People are going to think unfortunate things about you and say rude things to you no matter what. With this in mind, it makes sense to try your best not to care and to just do whatever it is you want, assuming that doesn’t include any illegal activities. Measuring your self-worth on the invisible scale others project is slippery ground to tread on. Most rudeness isn’t meant for you, anyways. It’s reserved for the crazy narcissistic neighbor upstairs who won’t turn down his Dragonforce music, that professor who apparently has a large cash incentive for doling out F’s, or that lovely girlfriend who replaced your Sports Illustrated magazines with Better Homes and Gardens. Either way, you have morphed from an unwitting civilian into a target strangers use to ease whatever frustration the day has offered. You know how much it mauls your self esteem to be that target, so it makes no sense to turn around and return the favor to someone else, even if they seem to be asking for it.
Sure, we don’t live in a perfect world where people act honorably and throw out apologies and pick-me-ups like candy at a holiday parade, but that sure isn’t an excuse to burrow comfortably in the muck society’s social normality has discharged. That ranks up there on the list of annoying activities, right alongside the girl who gets wasted at parties and tries to get sympathy by crying about her ex-boyfriend.
Perhaps that person who was mean to you in high school now leads a relatively pathetic existence and is currently self-employed as a Myspace internet predator. Who knows?

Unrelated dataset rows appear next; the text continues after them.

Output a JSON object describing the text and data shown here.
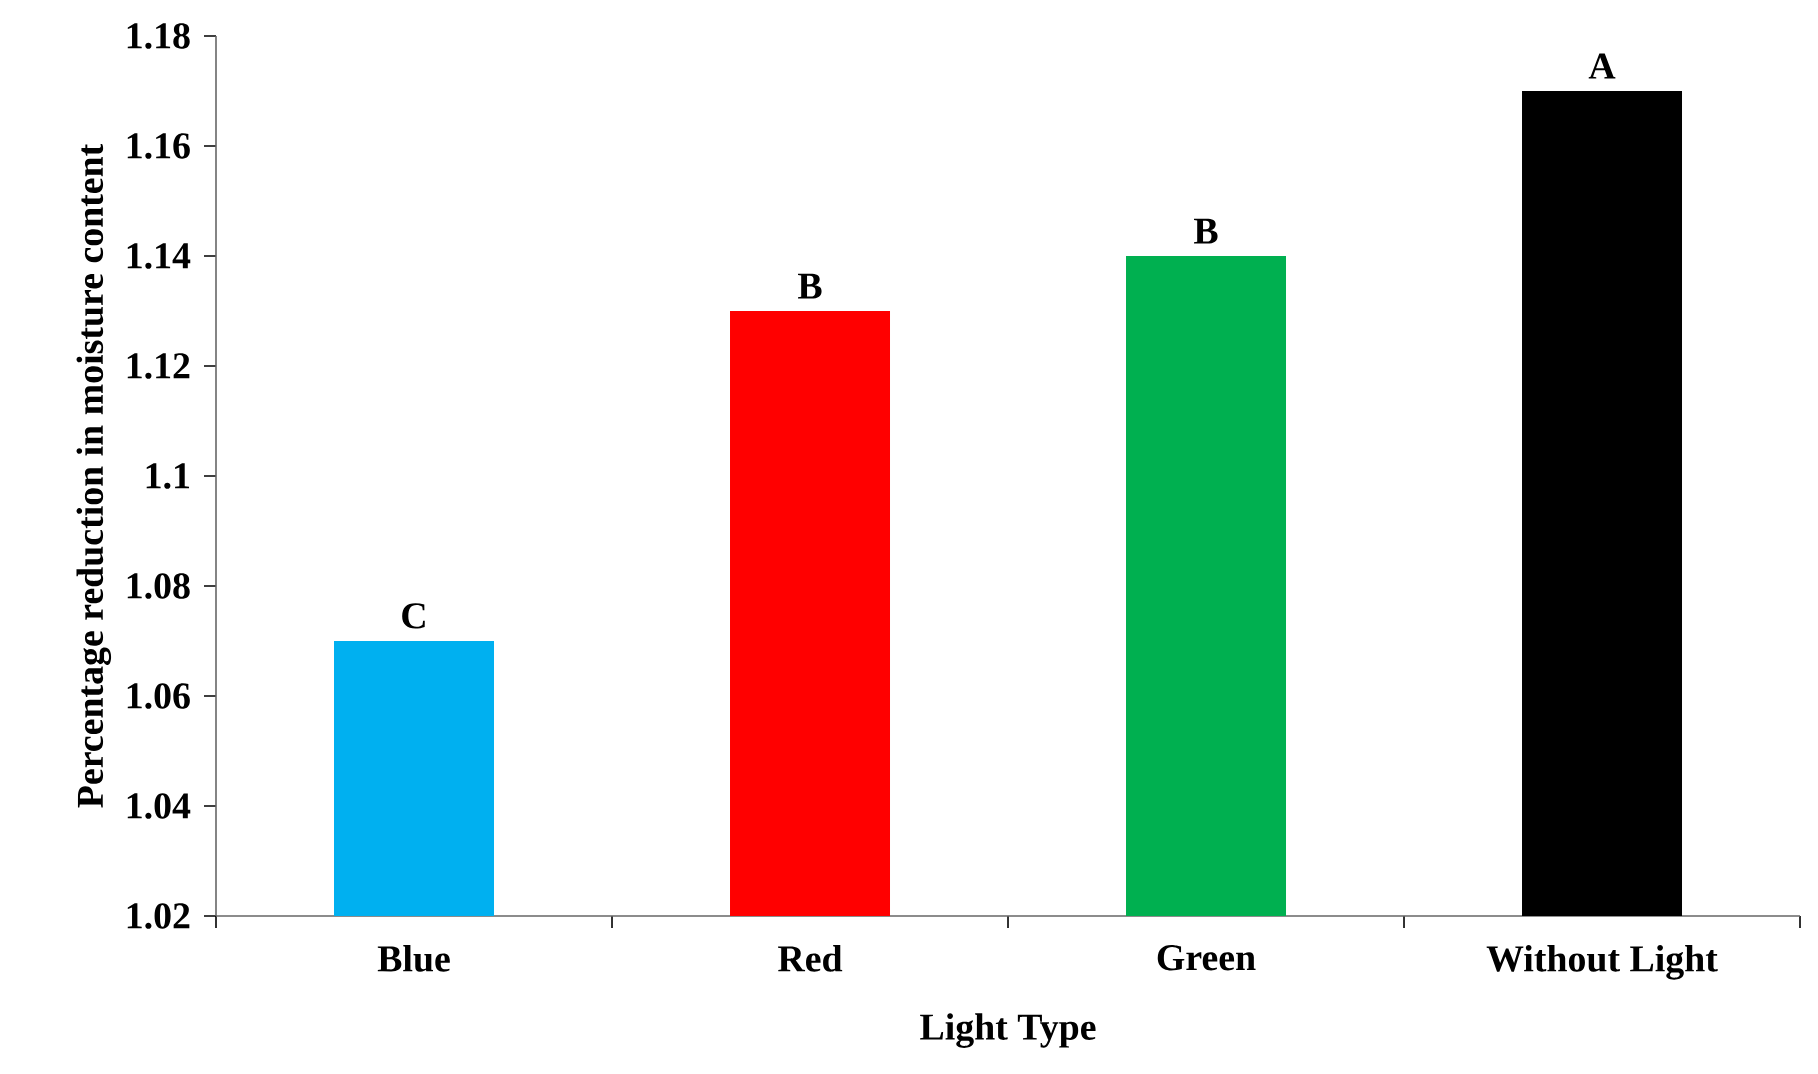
{
  "chart_data": {
    "type": "bar",
    "xlabel": "Light Type",
    "ylabel": "Percentage reduction in moisture content",
    "categories": [
      "Blue",
      "Red",
      "Green",
      "Without Light"
    ],
    "values": [
      1.07,
      1.13,
      1.14,
      1.17
    ],
    "colors": [
      "#00b0f0",
      "#ff0000",
      "#00b050",
      "#000000"
    ],
    "value_labels": [
      "C",
      "B",
      "B",
      "A"
    ],
    "ylim": [
      1.02,
      1.18
    ],
    "yticks": [
      1.02,
      1.04,
      1.06,
      1.08,
      1.1,
      1.12,
      1.14,
      1.16,
      1.18
    ],
    "grid": false
  }
}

Whatever damage their actions caused is temporary and should not be a detrimental driving force in your life. There are much more important things to be concerned about, like why Britney Spears can have a brief affair with insanity in full view of the public eye and still unearth a salvageable career (“Womanizer,” anyone?).
Hey, it gives me hope because ignoring the awful things people say to me at work has become a sort of parallel job requirement, and while my employment may not qualify as “career” material, I have yet to shave my head.